Your first lesson was to not trust your inputs. You being a rambunctious young upstart computer programmer you see a TypeError thrown there. You’ve heard that TypeScript can help bring types to your Javascript and so you decide to implement it.

type Input = {
  id: string,
  name: string
}

const input = `
  {
    "id": "1234",
    "name": "Kieran Hunt",
  }
`

console.log((JSON.parse(input) as Input).name);
// Kieran Hunt

You’ve also taken the chance to adjust your types to the input you received the last time you ran your program—you’re always thinking about the customer. All seems to go well.

But, at the same time, whoever was running your program adjusted their input to match what your Javascript was expecting.

type Input = {
  id: string;
  name: string;
};

const input = `
  {
    "id": "1234",
    "metadata": {
      "name": "Kieran Hunt"
    }
  }
`

console.log((JSON.parse(input) as Input).name.length);

// console.log((JSON.parse(input) as Input).name.length);
//                                               ^
// TypeError: Cannot read property 'length' of undefined

💡 Remember! Typescript is erased at runtime. So the compiler just trusts us when we use the as type assertion.

Again we get a TypeError! Your Typescript compiled just fine, but you got a runtime TypeError. And people say that Javascript doesn’t have types…

Now there are a bunch of different ways for validating that input matches a predefined schema in Javascript. I think the most famous of those is JSON Schema. With JSON Schema, you write a schema definition in their JSON DSL and then use validator libraries to validate whichever input you want. The missing piece with JSON Schema though is that you still need to write your TypeScript types. You’re effectively writing types twice. Good luck keeping those in sync.

Enter io-ts! With io-ts, you write your types using a runtime Javascript API. Those type definitions produce compile time TypeScript types and runtime type validators. My oh my!

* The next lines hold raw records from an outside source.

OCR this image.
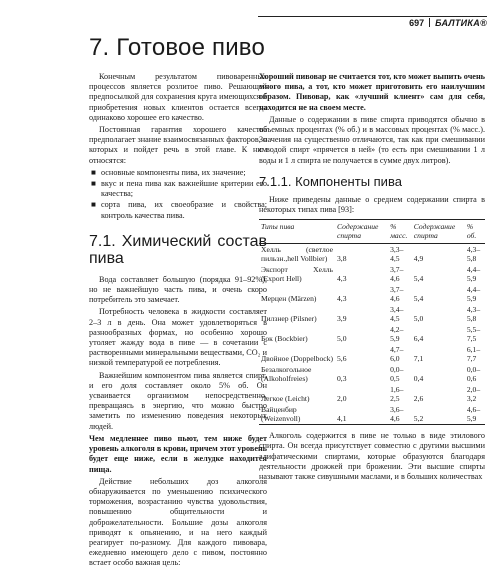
697 БАЛТИКА®
7. Готовое пиво

Конечным результатом пивоваренных процессов является розлитое пиво. Решающей предпосылкой для сохранения круга имеющихся и приобретения новых клиентов остается всегда одинаково хорошее его качество.

Постоянная гарантия хорошего качества предполагает знание взаимосвязанных факторов, о которых и пойдет речь в этой главе. К ним относятся:

■ основные компоненты пива, их значение;
■ вкус и пена пива как важнейшие критерии его качества;
■ сорта пива, их своеобразие и свойства; контроль качества пива.
7.1. Химический состав пива

Вода составляет большую (порядка 91–92%), но не важнейшую часть пива, и очень скоро потребитель это замечает.

Потребность человека в жидкости составляет 2–3 л в день. Она может удовлетворяться в разнообразных формах, но особенно хорошо утоляет жажду вода в пиве — в сочетании с растворенными минеральными веществами, CO₂ и низкой температурой ее потребления.

Важнейшим компонентом пива является спирт, и его доля составляет около 5% об. Он усваивается организмом непосредственно, превращаясь в энергию, что можно быстро заметить по изменению поведения некоторых людей.

Чем медленнее пиво пьют, тем ниже будет уровень алкоголя в крови, причем этот уровень будет еще ниже, если в желудке находится пища.

Действие небольших доз алкоголя обнаруживается по уменьшению психического торможения, возрастанию чувства удовольствия, повышению общительности и доброжелательности. Большие дозы алкоголя приводят к опьянению, и на него каждый реагирует по-разному. Для каждого пивовара, ежедневно имеющего дело с пивом, постоянно встает особо важная цель:

Хороший пивовар не считается тот, кто может выпить очень много пива, а тот, кто может приготовить его наилучшим образом. Пивовар, как «лучший клиент» сам для себя, находится не на своем месте.

Данные о содержании в пиве спирта приводятся обычно в объемных процентах (% об.) и в массовых процентах (% масс.). Значения на существенно отличаются, так как при смешивании с водой спирт «прячется в ней» (то есть при смешивании 1 л воды и 1 л спирта не получается в сумме двух литров).

7.1.1. Компоненты пива

Ниже приведены данные о среднем содержании спирта в некоторых типах пива [93]:

Типы пива	Содержание спирта	% масс.	Содержание спирта	% об.
Хелль (светлое пильзн.,hell Vollbier)	3,8	3,3–4,5	4,9	4,3–5,8
Экспорт Хелль (Export Hell)	4,3	3,7–4,6	5,4	4,4–5,9
Мерцен (Märzen)	4,3	3,7–4,6	5,4	4,4–5,9
Пилзнер (Pilsner)	3,9	3,4–4,5	5,0	4,3–5,8
Бок (Bockbier)	5,0	4,2–5,9	6,4	5,5–7,5
Двойное (Doppelbock)	5,6	4,7–6,0	7,1	6,1–7,7
Безалкогольное (Alkoholfreies)	0,3	0,0–0,5	0,4	0,0–0,6
Легкое (Leicht)	2,0	1,6–2,5	2,6	2,0–3,2
Вайценбир (Weizenvoll)	4,1	3,6–4,6	5,2	4,6–5,9

Алкоголь содержится в пиве не только в виде этилового спирта. Он всегда присутствует совместно с другими высшими алифатическими спиртами, которые образуются благодаря деятельности дрожжей при брожении. Эти высшие спирты называют также сивушными маслами, и в больших количествах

So we reimplement our code like this.

import * as t from "io-ts";
import { PathReporter } from "io-ts/PathReporter";
import { isLeft } from "fp-ts/lib/These";

const InputCodec = t.type({
  id: t.string,
  name: t.string,
});

type Input = t.TypeOf<typeof InputCodec>;
// A _real_ TypeScript type.

const input = `
  {
    "id": "1234",
    "name": "Kieran"
  }
`;

const result = InputCodec.decode(JSON.parse(input));

if (isLeft(result)) {
  console.log(PathReporter.report(result));
} else {
  console.log(result.right.name);
}

// => Kieran Hunt

const anotherInput = `
  {
    "id": "1234",
    "metadata": {
      "name": "Kieran Hunt"
    }
  }
`;

const anotherResult = InputCodec.decode(JSON.parse(anotherInput));

if (isLeft(anotherResult)) {
  console.log(PathReporter.report(anotherResult));
} else {
  console.log(anotherResult.right.name);
}

The astute among you might have noticed the InputCodec there. A codec in io-ts speak is an object that can encode and decode a specific type. You build these codecs using a DSL vended by the library which looks a lot like writing types in TypeScript. The codec yields an actual TypeScript type which completely eliminates the pain of having to maintain two separate type definitions.

Calling .decode on the codec produces something like this.

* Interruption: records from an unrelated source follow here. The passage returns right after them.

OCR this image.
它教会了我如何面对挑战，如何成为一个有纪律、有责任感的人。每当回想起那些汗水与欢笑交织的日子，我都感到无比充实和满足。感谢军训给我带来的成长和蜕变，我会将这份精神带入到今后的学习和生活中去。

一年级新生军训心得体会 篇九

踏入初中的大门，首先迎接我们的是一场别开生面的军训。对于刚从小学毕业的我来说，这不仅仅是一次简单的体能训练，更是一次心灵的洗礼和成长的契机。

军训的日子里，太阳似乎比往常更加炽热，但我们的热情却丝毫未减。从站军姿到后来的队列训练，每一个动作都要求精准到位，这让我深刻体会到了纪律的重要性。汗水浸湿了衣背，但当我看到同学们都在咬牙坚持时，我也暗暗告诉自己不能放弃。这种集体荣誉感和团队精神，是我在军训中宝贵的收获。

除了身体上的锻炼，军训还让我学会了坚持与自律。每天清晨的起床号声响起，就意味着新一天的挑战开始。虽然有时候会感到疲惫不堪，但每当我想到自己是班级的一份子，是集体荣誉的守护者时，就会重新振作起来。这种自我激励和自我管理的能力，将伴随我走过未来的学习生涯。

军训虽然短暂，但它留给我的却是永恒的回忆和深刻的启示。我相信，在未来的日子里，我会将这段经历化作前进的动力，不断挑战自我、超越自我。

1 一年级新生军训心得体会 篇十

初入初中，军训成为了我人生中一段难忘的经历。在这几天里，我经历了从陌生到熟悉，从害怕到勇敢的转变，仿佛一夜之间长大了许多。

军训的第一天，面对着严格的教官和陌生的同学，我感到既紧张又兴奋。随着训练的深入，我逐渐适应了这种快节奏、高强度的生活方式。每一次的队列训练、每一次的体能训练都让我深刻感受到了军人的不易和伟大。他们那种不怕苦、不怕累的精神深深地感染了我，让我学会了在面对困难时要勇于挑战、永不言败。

Either<t.Errors, { id: string; name: string; }>

This is where io-ts starts to look rather functional. That’s an either monad. It contains either an errors object or the successfully parsed input object. By some convention, the errors are available using .left and the parsed object using .right. Using the sibling fp-ts library, maintained by io-ts’s maintainer, we can use the isLeft function to pick figure out whether we have an error or a correctly formatted input.

💡 Hint. Alias the isLeft function to isError to avoid questions from your colleagues come code review time.

If we have an error, we can use io-ts’s built-in error reporter, PathReporter, to get a nicely formatted error message. Great for returning back to your caller.

If we don’t have an error, calling .right on the decoded object will return an object of Input type.

And that’s just the start of the power of io-ts. In later posts I hope to cover more places that I’ve found it useful.